Fast-Casuals' Earnings Reports Confirm Labor Market Concerns Flagged by Fed

BY MT Newswires | ECONOMIC | 11/07/25 11:28 AM EST

11:28 AM EST, 11/07/2025 (MT Newswires) -- Several fast-casual chains recently cited poor sales to younger adult consumers, a key cohort for the industry, in an apparent confirmation of the labor market concerns the Federal Reserve has cited as it started cutting interest rates.

Relative to other groups, young adults entering the workforce have been hit acutely hard on several fronts: persistently high inflation, ongoing student loan repayment and a low-churn labor market that is limiting work opportunities.

Companies have largely stood pat with respect to their workforces as they try to navigate a highly uncertain economic environment. The lack of openings means newcomers are unable to get a foot in the door.

"You've got a low-firing, low-hiring environment," Fed Chair Jerome Powell said in September during a press briefing after the central bank's decision to lower rates by 25 basis points.

Overall unemployment, at 4.3%, remains relatively mild, but the underlying labor-market weakness "could very quickly flow into higher unemployment," Powell said at the time. The Fed followed up with another quarter-point cut in October, citing similar concerns.

"Although official employment data for September are delayed, available evidence suggests that both layoffs and hiring remain low, and that both households' perceptions of job availability and firms' perceptions of hiring difficulty continue to decline," Powell said in October. "In this less-dynamic and somewhat softer labor market, the downside risks to employment appear to have risen in recent months."

Chipotle Mexican Grill (CMG) , Shake Shack (SHAK) , Cava Group (CAVA) and Sweetgreen (SG) recently reported earnings results in which they flagged challenges associated with their lower-income and younger customers.

Chipotle Chief Executive Scott Boatwright said on the earnings call that the Mexican-food maker is seeing a "significant pullback" from people earning less than $100,000 annually. In addition, the 25-to-34 age group, which accounts for about 25% of total sales, "has pulled back meaningfully," he said.

Sweetgreen (SG) Chief Financial Officer Jamie McConnell said customers in the 25-to-35 age range makeup 30% of the company's consumer base and have cut back by 15%.

Gregory Daco, chief economist at EY-Parthenon, told MT Newswires in an interview that the company commentary matches what he's heard from the Fed as well as what he's seen in his own research, which shows that, nationally, hiring is at a 17-year low, or 13 years excluding COVID-19.

"It is historically quite low, and that tells me that a college graduate or somebody trying to enter the workforce is going to be facing increased difficulties in finding a role," Daco said. "In turn, that affects spending patterns of these younger-age cohorts."

Daco credited broad-based tariff policy uncertainty, the increased cost of trade and the immigration crackdown as key drivers of the hiring slowdown. He expressed more uncertainty when assessing the role played by artificial intelligence.

"I would be cautious with assuming this is the result of the AI investment wave that we're seeing," he said. "I think we're still too early on in the race. Some companies are moving to more efficient growth models where there is more focus on AI and how AI can help, to some degree, substitute for talent and, to some degree, how it can help augment talent."

In addition to the lack of job opportunities, young professionals, who typically are on the low-end of the income spectrum, are also inordinately affected by inflation, which has remained stubbornly above the Fed's 2% target for a prolonged time period, Stifel Financial Chief Economist Lindsey Piegza told MT Newswires.

"Consumers at the lower end are more price sensitive, so any type of inflationary pressure is going to have a disproportionate impact because you're eating up a larger percentage of purchasing power," she said. "They have less of an ability to absorb any type of price increase, let alone a price shock."

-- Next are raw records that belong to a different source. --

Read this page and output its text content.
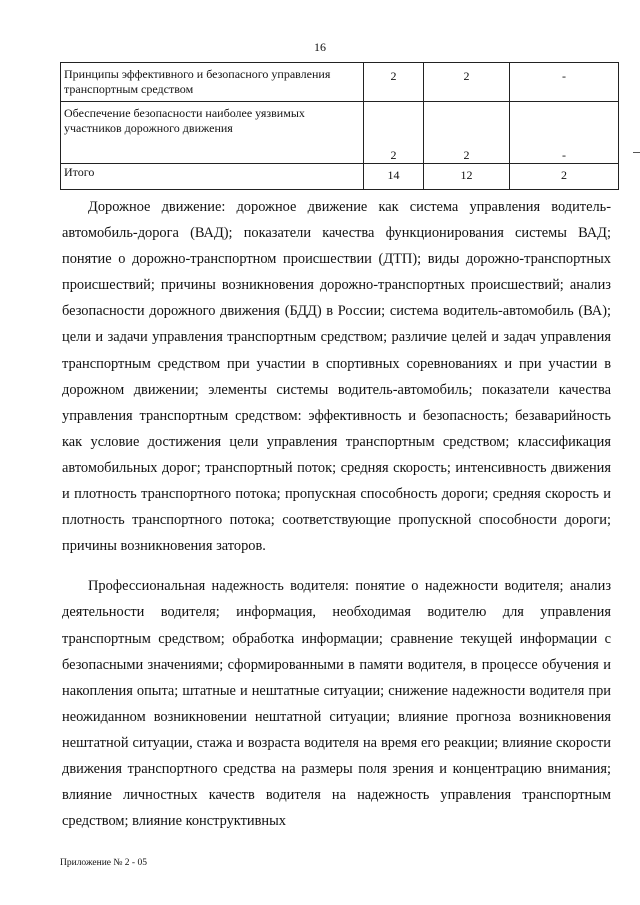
16
Принципы эффективного и безопасного управления транспортным средством	2	2	-
Обеспечение безопасности наиболее уязвимых участников дорожного движения	2	2	-
Итого	14	12	2

Дорожное движение: дорожное движение как система управления водитель-автомобиль-дорога (ВАД); показатели качества функционирования системы ВАД; понятие о дорожно-транспортном происшествии (ДТП); виды дорожно-транспортных происшествий; причины возникновения дорожно-транспортных происшествий; анализ безопасности дорожного движения (БДД) в России; система водитель-автомобиль (ВА); цели и задачи управления транспортным средством; различие целей и задач управления транспортным средством при участии в спортивных соревнованиях и при участии в дорожном движении; элементы системы водитель-автомобиль; показатели качества управления транспортным средством: эффективность и безопасность; безаварийность как условие достижения цели управления транспортным средством; классификация автомобильных дорог; транспортный поток; средняя скорость; интенсивность движения и плотность транспортного потока; пропускная способность дороги; средняя скорость и плотность транспортного потока; соответствующие пропускной способности дороги; причины возникновения заторов.

Профессиональная надежность водителя: понятие о надежности водителя; анализ деятельности водителя; информация, необходимая водителю для управления транспортным средством; обработка информации; сравнение текущей информации с безопасными значениями; сформированными в памяти водителя, в процессе обучения и накопления опыта; штатные и нештатные ситуации; снижение надежности водителя при неожиданном возникновении нештатной ситуации; влияние прогноза возникновения нештатной ситуации, стажа и возраста водителя на время его реакции; влияние скорости движения транспортного средства на размеры поля зрения и концентрацию внимания; влияние личностных качеств водителя на надежность управления транспортным средством; влияние конструктивных

Приложение № 2 - 05
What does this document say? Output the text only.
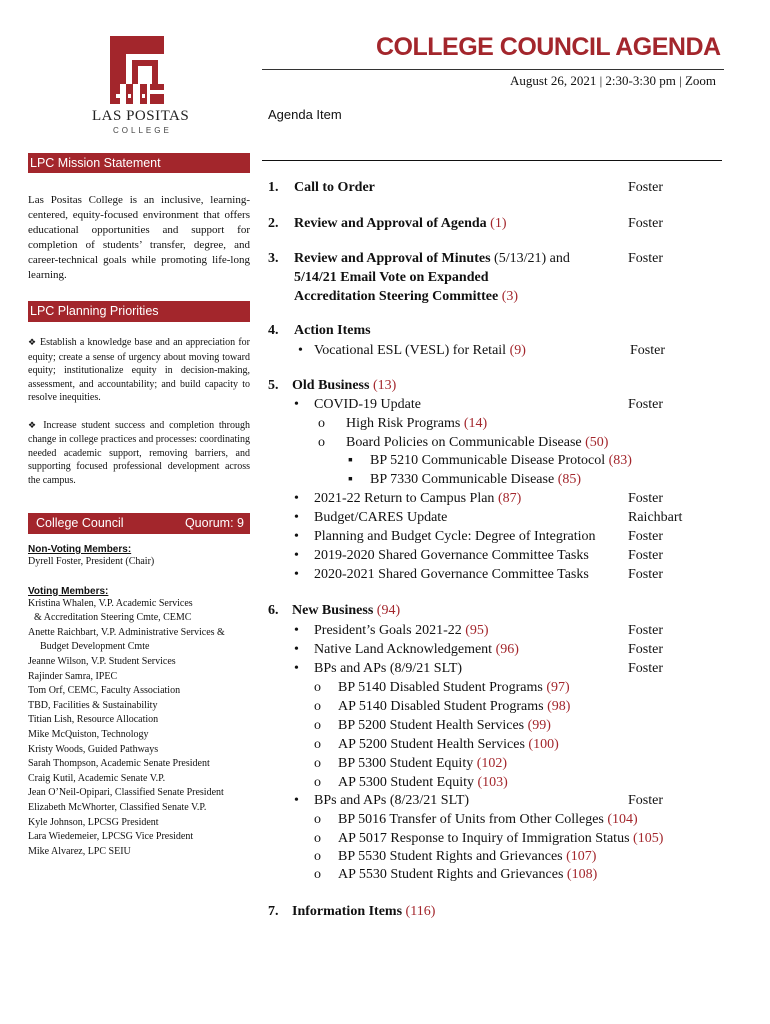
LAS POSITAS
COLLEGE
COLLEGE COUNCIL AGENDA
August 26, 2021 | 2:30-3:30 pm | Zoom
Agenda Item
LPC Mission Statement
Las Positas College is an inclusive, learning-centered, equity-focused environment that offers educational opportunities and support for completion of students’ transfer, degree, and career-technical goals while promoting life-long learning.
LPC Planning Priorities
❖ Establish a knowledge base and an appreciation for equity; create a sense of urgency about moving toward equity; institutionalize equity in decision-making, assessment, and accountability; and build capacity to resolve inequities.
❖ Increase student success and completion through change in college practices and processes: coordinating needed academic support, removing barriers, and supporting focused professional development across the campus.
College Council	Quorum: 9
Non-Voting Members:
Dyrell Foster, President (Chair)
Voting Members:
Kristina Whalen, V.P. Academic Services
& Accreditation Steering Cmte, CEMC
Anette Raichbart, V.P. Administrative Services &
Budget Development Cmte
Jeanne Wilson, V.P. Student Services
Rajinder Samra, IPEC
Tom Orf, CEMC, Faculty Association
TBD, Facilities & Sustainability
Titian Lish, Resource Allocation
Mike McQuiston, Technology
Kristy Woods, Guided Pathways
Sarah Thompson, Academic Senate President
Craig Kutil, Academic Senate V.P.
Jean O’Neil-Opipari, Classified Senate President
Elizabeth McWhorter, Classified Senate V.P.
Kyle Johnson, LPCSG President
Lara Wiedemeier, LPCSG Vice President
Mike Alvarez, LPC SEIU
1. Call to Order	Foster
2. Review and Approval of Agenda (1)	Foster
3. Review and Approval of Minutes (5/13/21) and	Foster
5/14/21 Email Vote on Expanded
Accreditation Steering Committee (3)
4. Action Items
• Vocational ESL (VESL) for Retail (9)	Foster
5. Old Business (13)
• COVID-19 Update	Foster
o High Risk Programs (14)
o Board Policies on Communicable Disease (50)
▪ BP 5210 Communicable Disease Protocol (83)
▪ BP 7330 Communicable Disease (85)
• 2021-22 Return to Campus Plan (87)	Foster
• Budget/CARES Update	Raichbart
• Planning and Budget Cycle: Degree of Integration Foster
• 2019-2020 Shared Governance Committee Tasks	Foster
• 2020-2021 Shared Governance Committee Tasks	Foster
6. New Business (94)
• President’s Goals 2021-22 (95)	Foster
• Native Land Acknowledgement (96)	Foster
• BPs and APs (8/9/21 SLT)	Foster
o BP 5140 Disabled Student Programs (97)
o AP 5140 Disabled Student Programs (98)
o BP 5200 Student Health Services (99)
o AP 5200 Student Health Services (100)
o BP 5300 Student Equity (102)
o AP 5300 Student Equity (103)
• BPs and APs (8/23/21 SLT)	Foster
o BP 5016 Transfer of Units from Other Colleges (104)
o AP 5017 Response to Inquiry of Immigration Status (105)
o BP 5530 Student Rights and Grievances (107)
o AP 5530 Student Rights and Grievances (108)
7. Information Items (116)
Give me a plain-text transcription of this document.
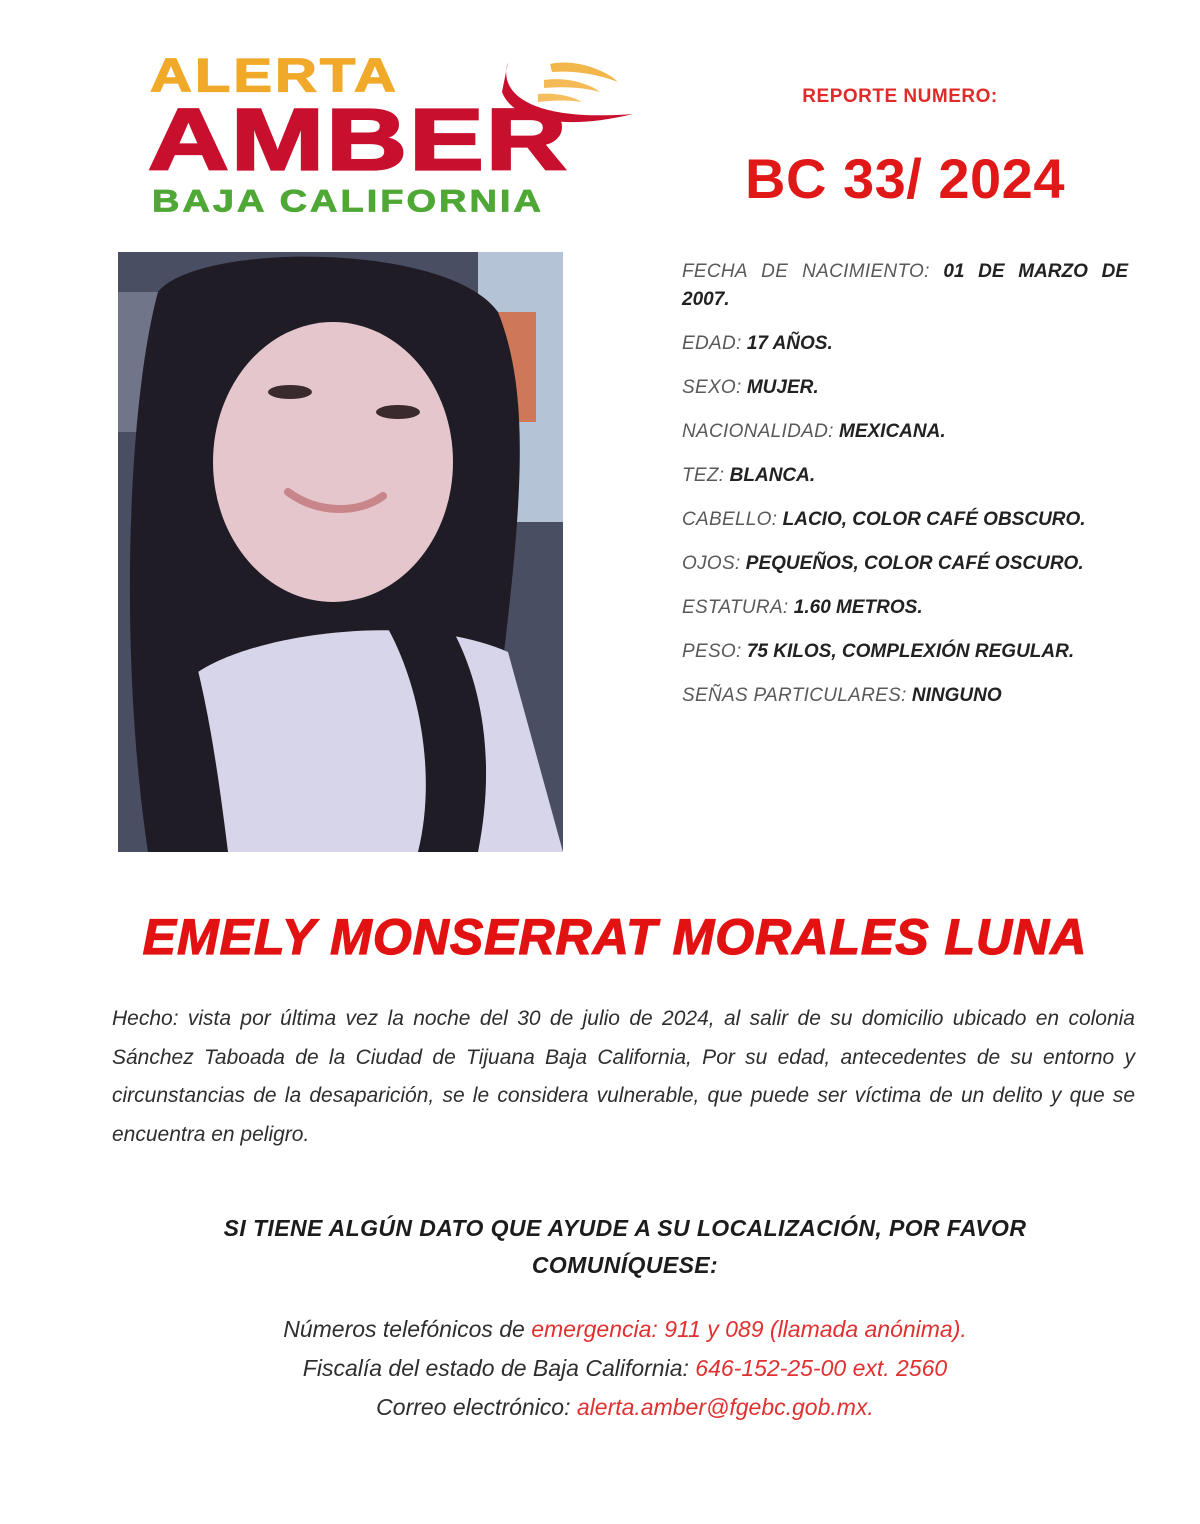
ALERTA
AMBER
BAJA CALIFORNIA
REPORTE NUMERO:
BC 33/ 2024

FECHA DE NACIMIENTO: 01 DE MARZO DE 2007.

EDAD: 17 AÑOS.

SEXO: MUJER.

NACIONALIDAD: MEXICANA.

TEZ: BLANCA.

CABELLO: LACIO, COLOR CAFÉ OBSCURO.

OJOS: PEQUEÑOS, COLOR CAFÉ OSCURO.

ESTATURA: 1.60 METROS.

PESO: 75 KILOS, COMPLEXIÓN REGULAR.

SEÑAS PARTICULARES: NINGUNO

EMELY MONSERRAT MORALES LUNA

Hecho: vista por última vez la noche del 30 de julio de 2024, al salir de su domicilio ubicado en colonia Sánchez Taboada de la Ciudad de Tijuana Baja California, Por su edad, antecedentes de su entorno y circunstancias de la desaparición, se le considera vulnerable, que puede ser víctima de un delito y que se encuentra en peligro.

SI TIENE ALGÚN DATO QUE AYUDE A SU LOCALIZACIÓN, POR FAVOR
COMUNÍQUESE:
Números telefónicos de emergencia: 911 y 089 (llamada anónima).
Fiscalía del estado de Baja California: 646-152-25-00 ext. 2560
Correo electrónico: alerta.amber@fgebc.gob.mx.
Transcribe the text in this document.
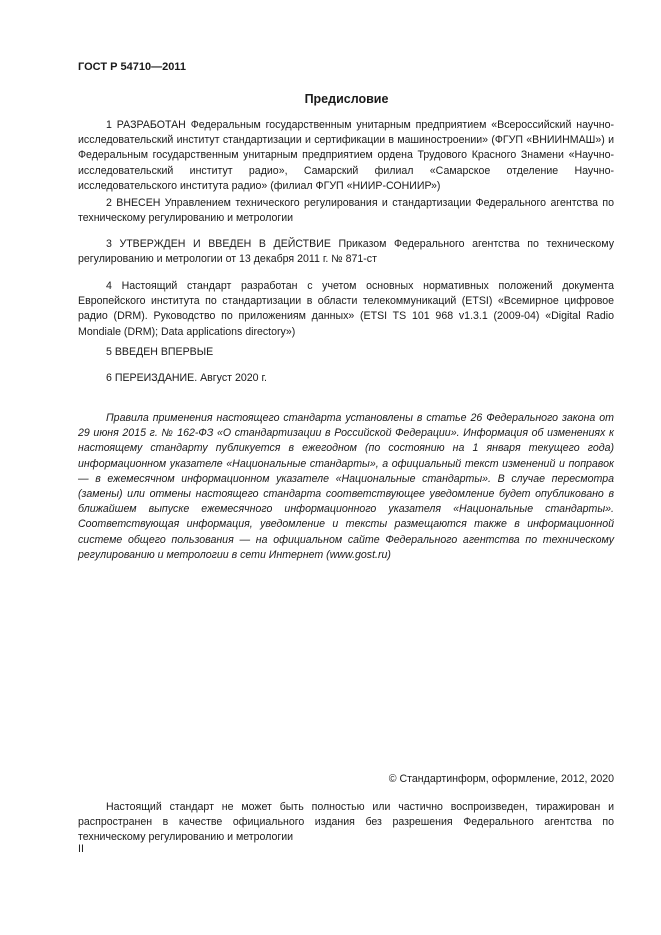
ГОСТ Р 54710—2011
Предисловие

1 РАЗРАБОТАН Федеральным государственным унитарным предприятием «Всероссийский научно-исследовательский институт стандартизации и сертификации в машиностроении» (ФГУП «ВНИИНМАШ») и Федеральным государственным унитарным предприятием ордена Трудового Красного Знамени «Научно-исследовательский институт радио», Самарский филиал «Самарское отделение Научно-исследовательского института радио» (филиал ФГУП «НИИР-СОНИИР»)

2 ВНЕСЕН Управлением технического регулирования и стандартизации Федерального агентства по техническому регулированию и метрологии

3 УТВЕРЖДЕН И ВВЕДЕН В ДЕЙСТВИЕ Приказом Федерального агентства по техническому регулированию и метрологии от 13 декабря 2011 г. № 871-ст

4 Настоящий стандарт разработан с учетом основных нормативных положений документа Европейского института по стандартизации в области телекоммуникаций (ETSI) «Всемирное цифровое радио (DRM). Руководство по приложениям данных» (ETSI TS 101 968 v1.3.1 (2009-04) «Digital Radio Mondiale (DRM); Data applications directory»)

5 ВВЕДЕН ВПЕРВЫЕ

6 ПЕРЕИЗДАНИЕ. Август 2020 г.

Правила применения настоящего стандарта установлены в статье 26 Федерального закона от 29 июня 2015 г. № 162-ФЗ «О стандартизации в Российской Федерации». Информация об изменениях к настоящему стандарту публикуется в ежегодном (по состоянию на 1 января текущего года) информационном указателе «Национальные стандарты», а официальный текст изменений и поправок — в ежемесячном информационном указателе «Национальные стандарты». В случае пересмотра (замены) или отмены настоящего стандарта соответствующее уведомление будет опубликовано в ближайшем выпуске ежемесячного информационного указателя «Национальные стандарты». Соответствующая информация, уведомление и тексты размещаются также в информационной системе общего пользования — на официальном сайте Федерального агентства по техническому регулированию и метрологии в сети Интернет (www.gost.ru)

© Стандартинформ, оформление, 2012, 2020

Настоящий стандарт не может быть полностью или частично воспроизведен, тиражирован и распространен в качестве официального издания без разрешения Федерального агентства по техническому регулированию и метрологии

II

On their earnings calls, the big fast-casuals laid out plans to help incentivize the return of their younger customers. Chipotle's Boatwright noted the company's "Summer of Extras" promotion that successfully re-engaged the cohort and that it will use to inform its 2026 digital strategy. Shake Shack (SHAK) CEO Robert Lynch said the company recently shifted its awareness building and media to promoting its in-app value platform and has seen over 80% growth in its app traffic sales. Cava (CAVA) CEO Brett Schulman highlighted the company's loyalty program as a way to create greater value and communicate directly with its customers.

"It's incumbent upon us to continue to double down on our experience and our value proposition and make sure we're communicating that effectively," Schulman said.

The Cava (CAVA) CEO said the company must continue to challenge the perception that their meals can cost as much as $20, while also emphasizing the quality of Cava (CAVA) ingredients.

"We're not oblivious to the commentary about the $20 lunch, (but) the reality is, you can get a chicken bowl at Cava (CAVA), with all the toppings included ... for $10.65 to our highest price of $12.95 in New York City," Schulman said. "That's a sub-$13 bowl in the most expensive market, not a $20 lunch, and that's an opportunity for us to continue to communicate that it's fresh food; it's not freezer-to-fryer food or ultra-processed food."